One week virtual neurosurgery clerkship schedule.
Feedback
At the time of writing this letter, it is unclear when students across the nation will be able to reenter the clinical environment. Thus this course will be offered several more times within the coming months to students in the Class of 2022. Because the turnaround time from conception to the first lecture was 3 weeks, it was crucial to solicit feedback from the medical students to improve future iterations. To that end, students were asked to fill out pre- and posttests and feedback surveys that facilitated assessment of fund of knowledge improvements, changes in student perceptions of the neurosurgical field, and suggestions for curriculum refinement.
Initial positive feedback of our curriculum included appreciation of fundamental concept review, exposure to emerging technologies and research, the quality of student engagement over the video conferencing software, and opportunities to interface with faculty in a small group setting (Table 2).
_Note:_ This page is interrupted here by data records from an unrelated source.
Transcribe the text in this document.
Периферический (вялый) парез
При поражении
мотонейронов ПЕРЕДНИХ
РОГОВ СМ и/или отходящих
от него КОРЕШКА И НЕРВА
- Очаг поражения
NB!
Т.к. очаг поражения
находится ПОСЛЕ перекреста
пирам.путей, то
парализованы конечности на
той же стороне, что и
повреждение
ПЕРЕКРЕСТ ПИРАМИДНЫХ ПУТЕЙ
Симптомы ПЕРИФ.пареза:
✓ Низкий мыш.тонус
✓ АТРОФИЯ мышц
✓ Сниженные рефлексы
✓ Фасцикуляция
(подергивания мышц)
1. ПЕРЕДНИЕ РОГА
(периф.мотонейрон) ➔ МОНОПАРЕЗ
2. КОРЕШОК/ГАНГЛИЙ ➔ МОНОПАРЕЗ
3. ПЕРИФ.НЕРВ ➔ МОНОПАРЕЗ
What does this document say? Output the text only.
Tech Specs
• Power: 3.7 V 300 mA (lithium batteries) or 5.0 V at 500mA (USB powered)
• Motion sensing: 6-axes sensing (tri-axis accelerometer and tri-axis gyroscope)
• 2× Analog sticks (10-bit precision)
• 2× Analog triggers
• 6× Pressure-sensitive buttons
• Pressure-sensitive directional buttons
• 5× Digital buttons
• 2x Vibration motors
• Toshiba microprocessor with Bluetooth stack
Points for improvement included creating a defined role for medical students in the telemedicine experience, additional early neuroanatomy review in a clinical context, stricter timing for the delivered lectures, and additional surgical video content.
Table 2.
Summary of Feedback Received after First Week of Neurosurgery Elective
| Points of Positive Feedback | Points of Negative Feedback |
|---|---|
|
|
GCS, Glasgow Coma Scale.
Conclusions
“He who studies medicine without books sails an uncharted sea, but he who studies medicine without patients does not go to sea at all.” As Dr. William Osler most famously stated, a virtual neurosurgery elective will never take the place of seeing and touching the patient, as well as being present in the operating room. However, the current pandemic will assuredly see an end, and the lessons learned may inform changes to clinical educational well beyond the era of social distancing. Furthermore, if there were to be a resurgence of the current pandemic in the coming months or a different crisis in the coming years, this curriculum may be relied on to quickly transition to a virtual learning environment with minimal disruptions. It is anticipated that many industries will opt to incorporate video conferencing, remote learning, and other techniques into standard practice going forward. Similarly, it is possible that medical training will be forever changed based on the experiences of these few months. The benefits of in-person versus online didactic lectures have been arenas of debate long before this pandemic and may be pushed to a conclusion.20 , 21 The convenience provided by virtual conferencing may save transit time for countless faculty, students, and residents, and the ability for students to join faculty via telemedicine clinic may enable more consistent interaction between the 2. Already at our institution, we are exploring the possibility of beginning a longitudinal, once-weekly virtual neurosurgery lecture series for interested students to partake in outside of the established medical school curriculum. Although countless doors have temporarily been shut because of the COVID-19 pandemic, it is clear that unforeseen new ones have been opened.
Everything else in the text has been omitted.